Seeger was a highly respected performer and collector of traditional music and a major force in giving rural Southern musicians a wider audience. He became a spark plug for the revival of interest in American music traditions in the second half of the 20th century.
He was born into a prominent musical family. His half-brother Pete and sister Peggy are renowned musicians and social activists. His father, Charles, was an ethnomusicologist. His mother, Ruth Crawford Seeger, was a music scholar, teacher and classical composer.
Mike Seeger quickly came to love traditional music, and began playing in earnest in his late teens. He developed major talent on banjo, guitar, fiddle, autoharp, dulcimer, harmonica and several other instruments large and small. He sought out, learned from and recorded traditional musicians, starting in the Washington, D.C., area where he was raised, and ultimately traveling all over the South to find artists long forgotten or undiscovered.
He co-founded the New Lost City Ramblers with John Cohen and Tom Paley in the late 1950s. This trailblazing three-person string band combined the urban roots of its own members with a deep regard for music of the countryside and small towns.
The Ramblers mined old 78 RPM recordings and visited with senior players, bringing largely forgotten music to life with new yet traditional arrangements altogether more gutsy and respectful than those of most of the pop-folk groups active at the time.
The Ramblers also pioneered the practice of bringing older rural musicians onstage with them for collaborative concerts, bridging gaps of culture and time for new audiences.

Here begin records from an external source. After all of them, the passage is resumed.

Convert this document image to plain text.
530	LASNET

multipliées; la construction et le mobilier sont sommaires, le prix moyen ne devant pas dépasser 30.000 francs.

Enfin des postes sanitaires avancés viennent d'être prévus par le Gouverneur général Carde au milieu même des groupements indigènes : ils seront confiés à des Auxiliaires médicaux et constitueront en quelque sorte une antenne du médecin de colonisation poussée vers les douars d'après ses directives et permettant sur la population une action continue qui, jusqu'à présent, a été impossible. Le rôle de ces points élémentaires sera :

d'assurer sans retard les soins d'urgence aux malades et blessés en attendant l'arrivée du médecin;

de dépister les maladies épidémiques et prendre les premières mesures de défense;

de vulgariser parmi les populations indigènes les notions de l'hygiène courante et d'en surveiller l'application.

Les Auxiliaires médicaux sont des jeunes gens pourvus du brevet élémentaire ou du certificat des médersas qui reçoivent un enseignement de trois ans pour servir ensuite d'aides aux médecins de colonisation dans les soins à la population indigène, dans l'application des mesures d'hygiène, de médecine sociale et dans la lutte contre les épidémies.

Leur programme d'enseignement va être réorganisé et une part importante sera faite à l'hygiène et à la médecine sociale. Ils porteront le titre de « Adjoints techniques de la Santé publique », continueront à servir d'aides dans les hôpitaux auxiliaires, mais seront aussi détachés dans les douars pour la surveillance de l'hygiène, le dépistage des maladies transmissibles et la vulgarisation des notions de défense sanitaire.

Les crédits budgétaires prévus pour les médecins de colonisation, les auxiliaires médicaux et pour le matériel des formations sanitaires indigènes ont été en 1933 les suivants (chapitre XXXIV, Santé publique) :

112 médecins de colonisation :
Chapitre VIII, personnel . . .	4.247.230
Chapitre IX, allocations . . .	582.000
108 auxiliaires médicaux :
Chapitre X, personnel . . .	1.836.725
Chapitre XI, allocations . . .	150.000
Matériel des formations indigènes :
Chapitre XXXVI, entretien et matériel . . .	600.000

Tracy Schwarz replaced Paley in 1962 and continued with the group until its final concert, minus Seeger, in West Virginia on July 30, 2009.
In addition to his work with the Ramblers, Seeger pursued an active solo performing career around the world. He collected and documented music and dance, appeared at countless educational events and produced teaching videos on numerous instruments and styles.
Seeger produced dozens of albums solo, with the New Lost City Ramblers, and with a broad array of other musicians. One album, titled Close to Home, features performances culled from his massive collection of field recordings.
As the end of his life drew near, Mike Seeger was working on a video documentary project focusing on current Southern banjo players.